Operator Spreading and the Emergence of Dissipative Hydrodynamics under Unitary Evolution with Conservation Laws

• Main Authors: Vedika Khemani, Ashvin Vishwanath, David A. Huse
• Format: Article
• Language: English
• Published: American Physical Society 2018-09-01
• Series: Physical Review X
• Online Access: http://doi.org/10.1103/PhysRevX.8.031057

We study the scrambling of local quantum information in chaotic many-body systems in the presence of a locally conserved quantity like charge or energy that moves diffusively. The interplay between conservation laws and scrambling sheds light on the mechanism by which unitary quantum dynamics, which is reversible, gives rise to diffusive hydrodynamics, which is a slow dissipative process. We obtain our results in a random quantum circuit model that is constrained to have a conservation law.
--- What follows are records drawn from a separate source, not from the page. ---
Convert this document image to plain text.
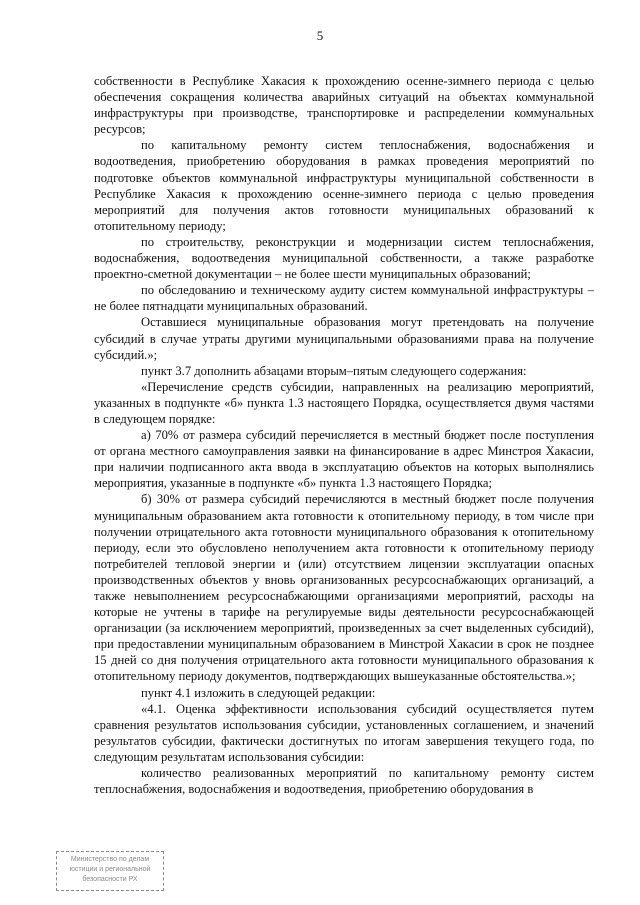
5

собственности в Республике Хакасия к прохождению осенне-зимнего периода с целью обеспечения сокращения количества аварийных ситуаций на объектах коммунальной инфраструктуры при производстве, транспортировке и распределении коммунальных ресурсов;

по капитальному ремонту систем теплоснабжения, водоснабжения и водоотведения, приобретению оборудования в рамках проведения мероприятий по подготовке объектов коммунальной инфраструктуры муниципальной собственности в Республике Хакасия к прохождению осенне-зимнего периода с целью проведения мероприятий для получения актов готовности муниципальных образований к отопительному периоду;

по строительству, реконструкции и модернизации систем теплоснабжения, водоснабжения, водоотведения муниципальной собственности, а также разработке проектно-сметной документации – не более шести муниципальных образований;

по обследованию и техническому аудиту систем коммунальной инфраструктуры – не более пятнадцати муниципальных образований.

Оставшиеся муниципальные образования могут претендовать на получение субсидий в случае утраты другими муниципальными образованиями права на получение субсидий.»;

пункт 3.7 дополнить абзацами вторым–пятым следующего содержания:

«Перечисление средств субсидии, направленных на реализацию мероприятий, указанных в подпункте «б» пункта 1.3 настоящего Порядка, осуществляется двумя частями в следующем порядке:

а) 70% от размера субсидий перечисляется в местный бюджет после поступления от органа местного самоуправления заявки на финансирование в адрес Минстроя Хакасии, при наличии подписанного акта ввода в эксплуатацию объектов на которых выполнялись мероприятия, указанные в подпункте «б» пункта 1.3 настоящего Порядка;

б) 30% от размера субсидий перечисляются в местный бюджет после получения муниципальным образованием акта готовности к отопительному периоду, в том числе при получении отрицательного акта готовности муниципального образования к отопительному периоду, если это обусловлено неполучением акта готовности к отопительному периоду потребителей тепловой энергии и (или) отсутствием лицензии эксплуатации опасных производственных объектов у вновь организованных ресурсоснабжающих организаций, а также невыполнением ресурсоснабжающими организациями мероприятий, расходы на которые не учтены в тарифе на регулируемые виды деятельности ресурсоснабжающей организации (за исключением мероприятий, произведенных за счет выделенных субсидий), при предоставлении муниципальным образованием в Минстрой Хакасии в срок не позднее 15 дней со дня получения отрицательного акта готовности муниципального образования к отопительному периоду документов, подтверждающих вышеуказанные обстоятельства.»;

пункт 4.1 изложить в следующей редакции:

«4.1. Оценка эффективности использования субсидий осуществляется путем сравнения результатов использования субсидии, установленных соглашением, и значений результатов субсидии, фактически достигнутых по итогам завершения текущего года, по следующим результатам использования субсидии:

количество реализованных мероприятий по капитальному ремонту систем теплоснабжения, водоснабжения и водоотведения, приобретению оборудования в

Министерство по делам
юстиции и региональной
безопасности РХ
We find that a generic spreading operator consists of two parts: (i) a conserved part which comprises the weight of the spreading operator on the local conserved densities, whose dynamics is described by diffusive charge spreading; this conserved part also acts as a source that steadily emits a flux of (ii) nonconserved operators. This emission leads to dissipation in the operator hydrodynamics, with the dissipative process being the slow conversion of operator weight from local conserved operators to nonconserved, at a rate set by the local diffusion current. The emitted nonconserved parts then spread ballistically at a butterfly speed, thus becoming highly nonlocal and, hence, essentially nonobservable, thereby acting as the “reservoir” that facilitates the dissipation. In addition, we find that the nonconserved component develops a power-law tail behind its leading ballistic front due to the slow dynamics of the conserved components. This implies that the out-of-time-order commutator between two initially separated operators grows sharply upon the arrival of the ballistic front, but, in contrast to systems with no conservation laws, it develops a diffusive tail and approaches its asymptotic late-time value only as a power of time instead of exponentially. We also derive these results within an effective hydrodynamic description which contains multiple coupled diffusion equations.